4. Test: Compile and run the code on a single processor for n=8 and 10 iterations of evolution to check
that it produces a set of correct state conﬁgurations. Use xv to view the resulting arrays to check that
your code is working. After checking correctness, you can comment out the print statements inside the
loop and keep the ﬁnal print of the ﬁnal board.

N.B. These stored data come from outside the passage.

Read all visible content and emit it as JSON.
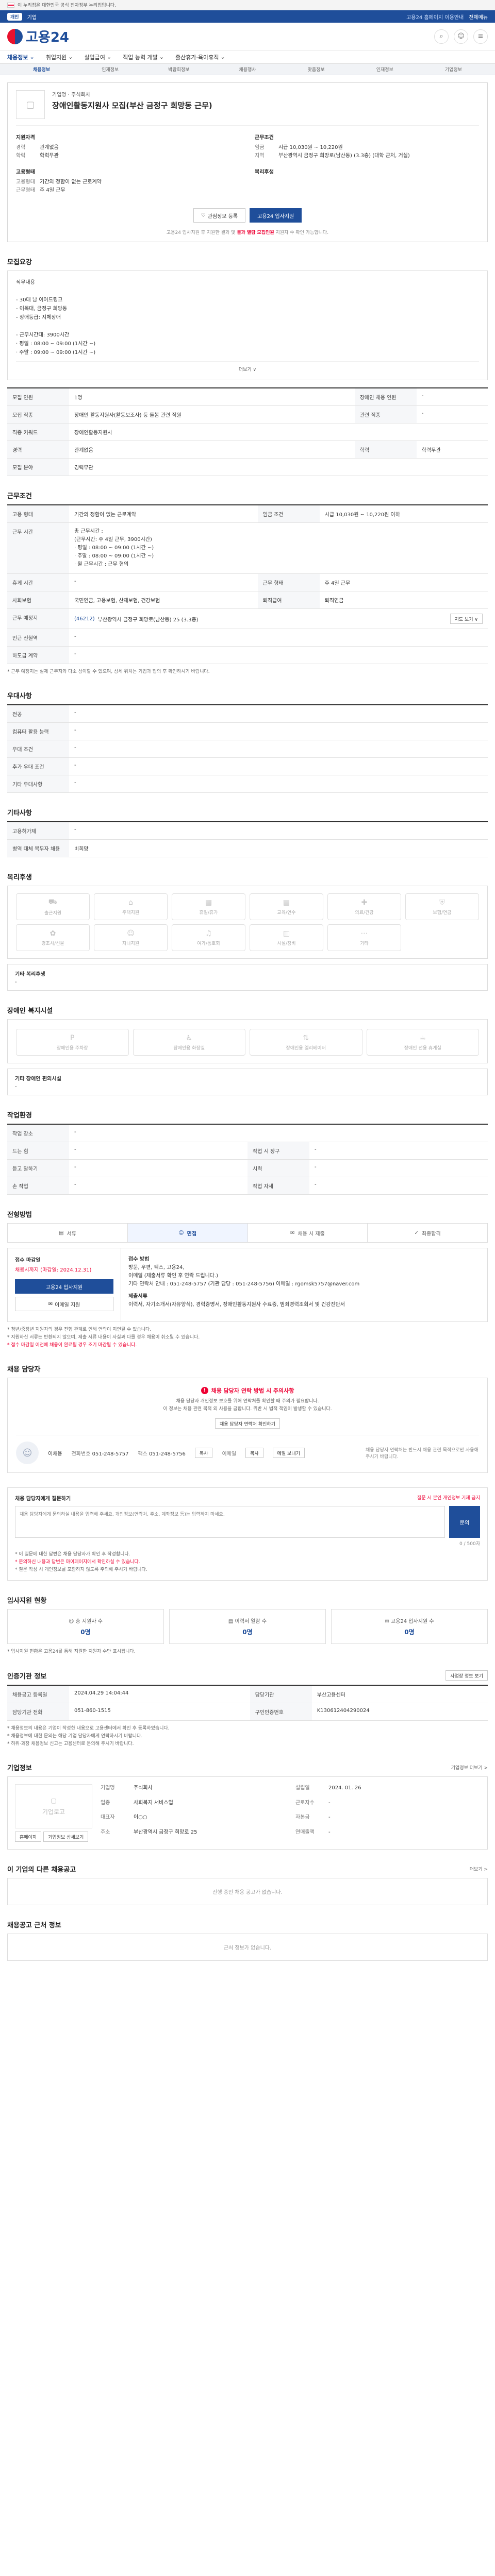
{
  "gov_banner": {
    "text": "이 누리집은 대한민국 공식 전자정부 누리집입니다."
  },
  "top_util": {
    "badge": "개인",
    "badge2": "기업",
    "right_text": "고용24 홈페이지 이용안내",
    "link": "전체메뉴"
  },
  "header": {
    "logo_text": "고용24"
  },
  "gnb": {
    "items": [
      "채용정보",
      "취업지원",
      "실업급여",
      "직업 능력 개발",
      "출산휴가·육아휴직"
    ]
  },
  "lnb": {
    "items": [
      "채용정보",
      "인재정보",
      "박람회정보",
      "채용행사",
      "맞춤정보",
      "인재정보",
      "기업정보"
    ]
  },
  "summary": {
    "company_label": "기업명",
    "company_name": "주식회사",
    "title": "장애인활동지원사 모집(부산 금정구 희망동 근무)",
    "blocks": [
      {
        "head": "지원자격",
        "rows": [
          {
            "k": "경력",
            "v": "관계없음"
          },
          {
            "k": "학력",
            "v": "학력무관"
          }
        ]
      },
      {
        "head": "근무조건",
        "rows": [
          {
            "k": "임금",
            "v": "시급 10,030원 ~ 10,220원"
          },
          {
            "k": "지역",
            "v": "부산광역시 금정구 희망로(남산동) (3.3층) (대학 근처, 거실)"
          }
        ]
      },
      {
        "head": "고용형태",
        "rows": [
          {
            "k": "고용형태",
            "v": "기간의 정함이 없는 근로계약"
          },
          {
            "k": "근무형태",
            "v": "주 4일 근무"
          }
        ]
      },
      {
        "head": "복리후생",
        "rows": [
          {
            "k": "",
            "v": ""
          }
        ]
      }
    ],
    "btn_save": "관심정보 등록",
    "btn_apply": "고용24 입사지원",
    "note_pre": "고용24 입사지원 후 지원한 결과 및 ",
    "note_red": "결과 열람 모집인원",
    "note_post": " 지원자 수 확인 가능합니다."
  },
  "recruit": {
    "title": "모집요강",
    "lines": [
      "직무내용",
      "",
      "- 30대 남 이어드링크",
      "- 이목대, 금정구 희망동",
      "- 장애등급: 지체장애",
      "",
      "- 근무시간대: 3900시간",
      "  · 평일 : 08:00 ~ 09:00 (1시간 ~)",
      "  · 주말 : 09:00 ~ 09:00 (1시간 ~)"
    ],
    "more": "더보기 ∨"
  },
  "recruit_table": [
    [
      {
        "k": "모집 인원",
        "v": "1명"
      },
      {
        "k": "장애인 채용 인원",
        "v": "-"
      }
    ],
    [
      {
        "k": "모집 직종",
        "v": "장애인 활동지원사(활동보조사) 등 돌봄 관련 직원"
      },
      {
        "k": "관련 직종",
        "v": "-"
      }
    ],
    [
      {
        "k": "직종 키워드",
        "v": "장애인활동지원사"
      },
      {
        "k": "",
        "v": ""
      }
    ],
    [
      {
        "k": "경력",
        "v": "관계없음"
      },
      {
        "k": "학력",
        "v": "학력무관"
      }
    ],
    [
      {
        "k": "모집 분야",
        "v": "경력무관"
      },
      {
        "k": "",
        "v": ""
      }
    ]
  ],
  "work": {
    "title": "근무조건",
    "row1": [
      {
        "k": "고용 형태",
        "v": "기간의 정함이 없는 근로계약"
      },
      {
        "k": "임금 조건",
        "v": "시급 10,030원 ~ 10,220원 이하"
      }
    ],
    "time_label": "근무 시간",
    "time_lines": [
      "총 근무시간 :",
      "(근무시간: 주 4일 근무, 3900시간)",
      "· 평일 : 08:00 ~ 09:00 (1시간 ~)",
      "· 주말 : 08:00 ~ 09:00 (1시간 ~)",
      "· 월 근무시간 : 근무 협의"
    ],
    "row3": [
      {
        "k": "휴게 시간",
        "v": "-"
      },
      {
        "k": "근무 형태",
        "v": "주 4일 근무"
      }
    ],
    "row4": [
      {
        "k": "사회보험",
        "v": "국민연금, 고용보험, 산재보험, 건강보험"
      },
      {
        "k": "퇴직급여",
        "v": "퇴직연금"
      }
    ],
    "location_label": "근무 예정지",
    "location_zip": "(46212)",
    "location_addr": "부산광역시 금정구 희망로(남산동) 25 (3.3층)",
    "map_btn": "지도 보기 ∨",
    "nearby_label": "인근 전철역",
    "nearby": "-",
    "wage_label": "하도급 계약",
    "wage": "-",
    "note": "* 근무 예정지는 실제 근무지와 다소 상이할 수 있으며, 상세 위치는 기업과 협의 후 확인하시기 바랍니다."
  },
  "disability": {
    "title": "우대사항",
    "rows": [
      {
        "k": "전공",
        "v": "-"
      },
      {
        "k": "컴퓨터 활용 능력",
        "v": "-"
      },
      {
        "k": "우대 조건",
        "v": "-"
      },
      {
        "k": "추가 우대 조건",
        "v": "-"
      },
      {
        "k": "기타 우대사항",
        "v": "-"
      }
    ]
  },
  "etc": {
    "title": "기타사항",
    "rows": [
      {
        "k": "고용허가제",
        "v": "-"
      },
      {
        "k": "병역 대체 복무자 채용",
        "v": "비희망"
      }
    ]
  },
  "welfare": {
    "title": "복리후생",
    "items": [
      "출근지원",
      "주택지원",
      "휴일/휴가",
      "교육/연수",
      "의료/건강",
      "보험/연금",
      "경조사/선물",
      "자녀지원",
      "여가/동호회",
      "시설/장비",
      "기타"
    ],
    "sub_title": "기타 복리후생",
    "sub_value": "-"
  },
  "disabled_welfare": {
    "title": "장애인 복지시설",
    "items": [
      "장애인용 주차장",
      "장애인용 화장실",
      "장애인용 엘리베이터",
      "장애인 전용 휴게실"
    ],
    "sub_title": "기타 장애인 편의시설",
    "sub_value": "-"
  },
  "env": {
    "title": "작업환경",
    "rows": [
      [
        {
          "k": "작업 장소",
          "v": "-"
        },
        {
          "k": "",
          "v": ""
        }
      ],
      [
        {
          "k": "드는 힘",
          "v": "-"
        },
        {
          "k": "작업 시 장구",
          "v": "-"
        }
      ],
      [
        {
          "k": "듣고 말하기",
          "v": "-"
        },
        {
          "k": "시력",
          "v": "-"
        }
      ],
      [
        {
          "k": "손 작업",
          "v": "-"
        },
        {
          "k": "작업 자세",
          "v": "-"
        }
      ]
    ]
  },
  "process": {
    "title": "전형방법",
    "steps": [
      "서류",
      "면접",
      "채용 시 제출",
      "최종합격"
    ],
    "apply_lbl": "접수 마감일",
    "apply_red": "채용시까지 (마감일: 2024.12.31)",
    "apply_btn1": "고용24 입사지원",
    "apply_btn2": "이메일 지원",
    "right_lbl": "접수 방법",
    "right_lines": [
      "방문, 우편, 팩스, 고용24,",
      "이메일 (제출서류 확인 후 연락 드립니다.)",
      "기타 연락처 안내 : 051-248-5757 (기관 담당 : 051-248-5756) 이메일 : rgomsk5757@naver.com",
      "제출서류",
      "이력서, 자기소개서(자유양식), 경력증명서, 장애인활동지원사 수료증, 범죄경력조회서 및 건강진단서"
    ],
    "bullets": [
      "* 청년/중장년 지원자의 경우 전형 관계로 인해 연락이 지연될 수 있습니다.",
      "* 지원하신 서류는 반환되지 않으며, 제출 서류 내용이 사실과 다를 경우 채용이 취소될 수 있습니다.",
      "* 접수 마감일 이전에 채용이 완료될 경우 조기 마감될 수 있습니다."
    ]
  },
  "contact": {
    "title": "채용 담당자",
    "warn_red": "채용 담당자 연락 방법 시 주의사항",
    "desc": [
      "채용 담당자 개인정보 보호를 위해 연락처를 확인할 때 주의가 필요합니다.",
      "이 정보는 채용 관련 목적 외 사용을 금합니다. 위반 시 법적 책임이 발생할 수 있습니다."
    ],
    "check_btn": "채용 담당자 연락처 확인하기",
    "name_label": "이채용",
    "phone_label": "전화번호",
    "phone": "051-248-5757",
    "fax_label": "팩스",
    "fax": "051-248-5756",
    "email_label": "이메일",
    "btn_copy": "복사",
    "btn_copy2": "복사",
    "btn_mail": "메일 보내기",
    "right_note": "채용 담당자 연락처는 반드시 채용 관련 목적으로만 사용해 주시기 바랍니다."
  },
  "inquiry": {
    "title": "채용 담당자에게 질문하기",
    "red": "질문 시 본인 개인정보 기재 금지",
    "placeholder": "채용 담당자에게 문의하실 내용을 입력해 주세요. 개인정보(연락처, 주소, 계좌정보 등)는 입력하지 마세요.",
    "btn": "문의",
    "bullets": [
      "* 이 질문에 대한 답변은 채용 담당자가 확인 후 작성합니다.",
      "* 문의하신 내용과 답변은 마이페이지에서 확인하실 수 있습니다.",
      "* 질문 작성 시 개인정보를 포함하지 않도록 주의해 주시기 바랍니다."
    ],
    "count": "0 / 500자"
  },
  "stats": {
    "title": "입사지원 현황",
    "items": [
      {
        "l": "총 지원자 수",
        "v": "0명"
      },
      {
        "l": "이력서 열람 수",
        "v": "0명"
      },
      {
        "l": "고용24 입사지원 수",
        "v": "0명"
      }
    ],
    "note": "* 입사지원 현황은 고용24를 통해 지원한 지원자 수만 표시됩니다."
  },
  "agency": {
    "title": "인증기관 정보",
    "btn": "사업장 정보 보기",
    "rows": [
      [
        {
          "k": "채용공고 등록일",
          "v": "2024.04.29 14:04:44"
        },
        {
          "k": "담당기관",
          "v": "부산고용센터"
        }
      ],
      [
        {
          "k": "담당기관 전화",
          "v": "051-860-1515"
        },
        {
          "k": "구인인증번호",
          "v": "K130612404290024"
        }
      ]
    ],
    "notes": [
      "* 채용정보의 내용은 기업이 작성한 내용으로 고용센터에서 확인 후 등록하였습니다.",
      "* 채용정보에 대한 문의는 해당 기업 담당자에게 연락하시기 바랍니다.",
      "* 허위·과장 채용정보 신고는 고용센터로 문의해 주시기 바랍니다."
    ]
  },
  "company": {
    "title": "기업정보",
    "more": "기업정보 더보기 >",
    "logo_caption": "기업로고",
    "rows": [
      {
        "k": "기업명",
        "v": "주식회사"
      },
      {
        "k": "업종",
        "v": "사회복지 서비스업"
      },
      {
        "k": "대표자",
        "v": "이○○"
      },
      {
        "k": "주소",
        "v": "부산광역시 금정구 희망로 25"
      },
      {
        "k": "설립일",
        "v": "2024. 01. 26"
      },
      {
        "k": "근로자수",
        "v": "-"
      },
      {
        "k": "자본금",
        "v": "-"
      },
      {
        "k": "연매출액",
        "v": "-"
      }
    ],
    "btn_home": "홈페이지",
    "btn_detail": "기업정보 상세보기"
  },
  "other_jobs": {
    "title": "이 기업의 다른 채용공고",
    "more": "더보기 >",
    "empty": "진행 중인 채용 공고가 없습니다."
  },
  "nearby_jobs": {
    "title": "채용공고 근처 정보",
    "empty": "근처 정보가 없습니다."
  }
}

And in my C syllabus i have only covered these topics so it has to be done according to these cahpters knowledge..

Lecture 1 - Datatypes, input, output
Lecture 3 - Operators, Preprocessors,
Conditions
Lecture 4 - Introduction to Functions
Lecture 5 - More on Loops and Functions,
Type conversion
Lecture 6 – Arrays
Lecture 7 - String, Enumeration
Lecture 8 - File manipulation

My pice of code is..

```#include <stdio.h>

int min(int a, int b)
{
if ( a < b )
return a;
return b;
}

int max(int a, int b)
{
if ( a > b )
return a;
return b;
}

int game_board[11][11] = {
/*  1  2  3  4  5  6  7  8  9  0  1 */
{ 1, 0, 0, 0, 0, 0, 0, 0, 0, 0, 1 },
{ 0, 1, 0, 0, 0, 0, 0, 0, 0, 1, 0 },
{ 0, 0, 1, 0, 0, 0, 0, 0, 1, 0, 0 },
{ 0, 0, 0, 1, 0, 0, 0, 1, 0, 0, 0 },
{ 0, 0, 0, 0, 1, 0, 1, 0, 0, 0, 0 },
{ 0, 0, 0, 0, 0, 1, 0, 0, 0, 0, 0 },
{ 0, 0, 0, 0, 1, 0, 1, 0, 0, 0, 0 },
{ 0, 0, 0, 1, 0, 0, 0, 1, 0, 0, 0 },
{ 0, 0, 1, 0, 0, 0, 0, 0, 1, 0, 0 },
{ 0, 1, 0, 0, 0, 0, 0, 0, 0, 1, 0 },
{ 1, 0, 0, 0, 0, 0, 0, 0, 0, 0, 1 }
};

int count_alive_neighbors(int board_width, int board_height, int x, int y)
{
int start_x, start_y;
int end_x, end_y;
int i, j;
int alive_neighbors = 0;

/*
* XXXXXXXXX
* XXXXXXXXX
* XXXXXXXXX
* XXXXXXXXX
* XXXX0XXXX
* XXXXXXXXX
* XXXXXXXXX
* XXXXXXXXX
* XXXXXXXXX
*/

start_x = max(x-4, 0);
start_y = max(y-4, 0);
end_x   = min(x+4, board_width-1);
end_y   = min(y+4, board_height-1);

for(i = start_x; i < end_x; i++) {
for(j = start_y; j < end_y; j++) {
if ( i != x && j != y )
alive_neighbors += (game_board[i][j] == 1);
}
}

return alive_neighbors;
}

void update_cells_life(int board_width, int board_height)
{
int tmp_board[11][11];
int i, j;
int nb_alive_neighbors = 1;

for(i = 0; i < board_width; i++) {
for(j = 0; j < board_height; j++) {
tmp_board[i][j] = game_board[i][j];
}
}

for(i = 0; i < board_width; i++) {
for(j = 0; j < board_height; j++) {
nb_alive_neighbors = count_alive_neighbors(board_width, board_height, i, j);
if ( nb_alive_neighbors == 3 )
tmp_board[i][j] = 1;
else if ( nb_alive_neighbors != 2 )
tmp_board[i][j] = 0;
}
}

for(i = 0; i < board_width; i++) {
for(j = 0; j < board_height; j++) {
game_board[i][j] = tmp_board[i][j];
}
}
}

void display_board(int board_width, int board_height)
{
int i, j;

printf("\n");
for(j = 0; j < board_height; j++) {
for(i = 0; i < board_width; i++) {
if ( game_board[i][j] == 1 ) {
printf("X");
} else {
printf(" ");
}
}
printf("\n");
}

}

int main()
{
int iteration = 0;

for(;;) {
printf("Iteration %d:\n", iteration++);
display_board(11, 11);
getchar();
update_cells_life(11, 11);
}

}
```

just tell me if its ok..??

And a friend told me i can do it using PREPROCESSORS.. can anyone tell me how and wat code to put ?? thanxx

Is This A Good Question/Topic? 0

## Replies To: Game of life in C .plz check

### #2 baavgai

• Dreaming Coder

Reputation: 4950
• Posts: 11,358
• Joined: 16-October 07

## Re: Game of life in C .plz check

Posted 06 April 2008 - 08:05 AM

You should reasonably be able to tell if it's ok if you run it and it works.

Still, one that jumped out ( everything else looks fine at first glance ) was this:
```start_x = max(x-4, 0);
start_y = max(y-4, 0);
end_x   = min(x+4, board_width-1);
end_y   = min(y+4, board_height-1);

```

What's with the "4"? Shouldn't it be "1"?